Nope, it's extremely relevant.

We've had discussions in the past about intergovernmental debt and whether/how-much it counts as "real debt", but for purposes of the debt ceiling it does not matter. Your earlier post mentioned the use of t-bills as part of how the coin(s) would be used. All I'm saying is that once t-bills are issued, it adds to the debt which is limited by the debt ceiling.

Yes, I understand. You are wrong. Not in my opinion, mind you, that's just not how the debt ceiling functions.

Huh? You just linked to a source which confirms what I just wrote:

"The Sum of debt held by public and debt held by government is the total federal debt".

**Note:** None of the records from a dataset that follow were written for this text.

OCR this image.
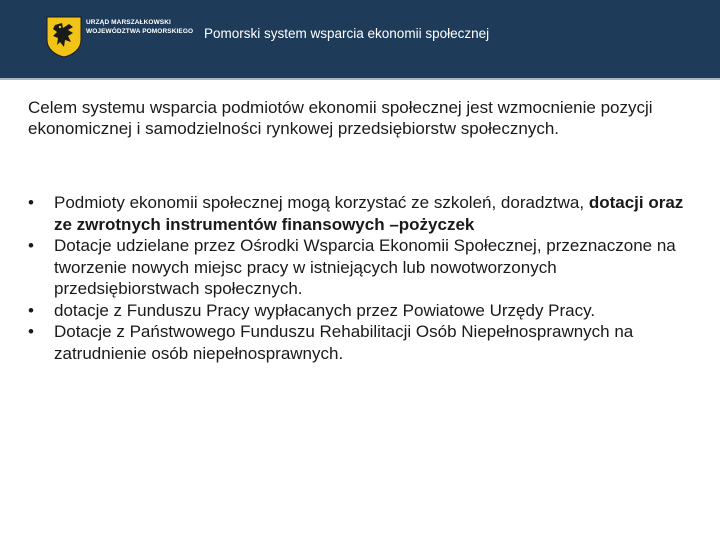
URZĄD MARSZAŁKOWSKI
WOJEWÓDZTWA POMORSKIEGO Pomorski system wsparcia ekonomii społecznej

Celem systemu wsparcia podmiotów ekonomii społecznej jest wzmocnienie pozycji ekonomicznej i samodzielności rynkowej przedsiębiorstw społecznych.

• Podmioty ekonomii społecznej mogą korzystać ze szkoleń, doradztwa, dotacji oraz ze zwrotnych instrumentów finansowych –pożyczek
• Dotacje udzielane przez Ośrodki Wsparcia Ekonomii Społecznej, przeznaczone na tworzenie nowych miejsc pracy w istniejących lub nowotworzonych przedsiębiorstwach społecznych.
• dotacje z Funduszu Pracy wypłacanych przez Powiatowe Urzędy Pracy.
• Dotacje z Państwowego Funduszu Rehabilitacji Osób Niepełnosprawnych na zatrudnienie osób niepełnosprawnych.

Both of those are measures of outstanding T-bills Smash. WTF? How about instead of just linking to stuff and assuming it supports what you're saying, you actually find some quote which supports what you're saying? That would be a novel approach, wouldn't it?

That's how it functions. It's not a secret. We don't have to "assume" we understand how it works by making wild guesses.

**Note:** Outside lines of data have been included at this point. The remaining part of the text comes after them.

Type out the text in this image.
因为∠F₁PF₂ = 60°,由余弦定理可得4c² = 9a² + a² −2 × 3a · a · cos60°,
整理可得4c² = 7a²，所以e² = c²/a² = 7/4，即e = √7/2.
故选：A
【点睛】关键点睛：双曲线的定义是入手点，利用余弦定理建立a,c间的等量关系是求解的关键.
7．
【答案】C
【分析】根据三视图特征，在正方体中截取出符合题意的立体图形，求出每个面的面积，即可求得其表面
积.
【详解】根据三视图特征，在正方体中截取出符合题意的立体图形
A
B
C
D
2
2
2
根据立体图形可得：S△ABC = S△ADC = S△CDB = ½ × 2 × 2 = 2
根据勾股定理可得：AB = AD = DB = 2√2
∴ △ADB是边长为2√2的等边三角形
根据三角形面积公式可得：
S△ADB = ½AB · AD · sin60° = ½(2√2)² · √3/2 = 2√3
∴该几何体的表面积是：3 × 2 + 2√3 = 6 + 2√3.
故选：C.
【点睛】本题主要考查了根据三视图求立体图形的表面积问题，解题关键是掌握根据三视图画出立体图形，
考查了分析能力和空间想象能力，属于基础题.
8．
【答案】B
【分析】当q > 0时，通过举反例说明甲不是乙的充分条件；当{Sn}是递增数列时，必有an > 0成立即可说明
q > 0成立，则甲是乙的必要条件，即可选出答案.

What's how it functions? You didn't actually say anything Smash. You just linked to a document. The total federal debt is the total dollar amount of all outstanding treasury bills. Period. There are two methods under which the treasury issues bills:

1. It borrows money from the public, typically to make up for a deficit. This is called "Debt held by public".

2. It borrows money from budgeted government programs. This happens when congress mandates that X dollars fund a given program, but the program has a surplus. instead of having congress pass a new law every time this happens, the treasury simply hands the program X dollars in T-bills, and takes the money out and re-allocates it to some other program. This is called "intergovernmental debt" (or "Debt held by Government" as the document you linked calls it).

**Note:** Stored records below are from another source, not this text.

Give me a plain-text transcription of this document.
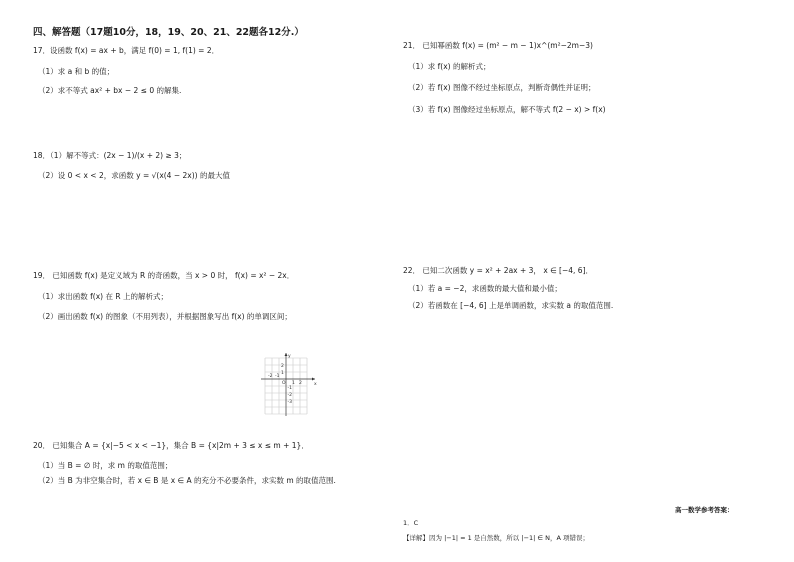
四、解答题（17题10分，18，19、20、21、22题各12分.）
17．设函数 f(x) = ax + b，满足 f(0) = 1, f(1) = 2．
（1）求 a 和 b 的值；
（2）求不等式 ax² + bx − 2 ≤ 0 的解集.
18．（1）解不等式：(2x − 1)/(x + 2) ≥ 3；
（2）设 0 < x < 2，求函数 y = √(x(4 − 2x)) 的最大值
19． 已知函数 f(x) 是定义域为 R 的奇函数，当 x > 0 时， f(x) = x² − 2x．
（1）求出函数 f(x) 在 R 上的解析式；
（2）画出函数 f(x) 的图象（不用列表），并根据图象写出 f(x) 的单调区间；
y
x
O
-2 -1
1 2
2
1
-1
-2
-3
20． 已知集合 A = {x|−5 < x < −1}，集合 B = {x|2m + 3 ≤ x ≤ m + 1}．
（1）当 B = ∅ 时，求 m 的取值范围；
（2）当 B 为非空集合时，若 x ∈ B 是 x ∈ A 的充分不必要条件，求实数 m 的取值范围.
21． 已知幂函数 f(x) = (m² − m − 1)x^(m²−2m−3)
（1）求 f(x) 的解析式；
（2）若 f(x) 图像不经过坐标原点，判断奇偶性并证明；
（3）若 f(x) 图像经过坐标原点，解不等式 f(2 − x) > f(x)
22． 已知二次函数 y = x² + 2ax + 3， x ∈ [−4, 6]．
（1）若 a = −2，求函数的最大值和最小值；
（2）若函数在 [−4, 6] 上是单调函数，求实数 a 的取值范围.
高一数学参考答案：
1．C
【详解】因为 |−1| = 1 是自然数，所以 |−1| ∈ N，A 项错误；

Point being those are the only two ways that treasury bills exist, and their total is the total of federal debt. The debt ceiling caps federal debt. Therefore, if you increase the number of T-bills outstanding, you increase the federal debt. If your process to leverage the $1T coin through the Fed involves the treasury handing the Fed a $1T worth of T-bills as it's method of borrowing against the coin, then that process increases the federal debt by $1T. Period. You can't use that as a means to get around the debt ceiling.

For a guy who claims to understand economics and monetary theory, you're sure failing to grasp the most simple concepts here.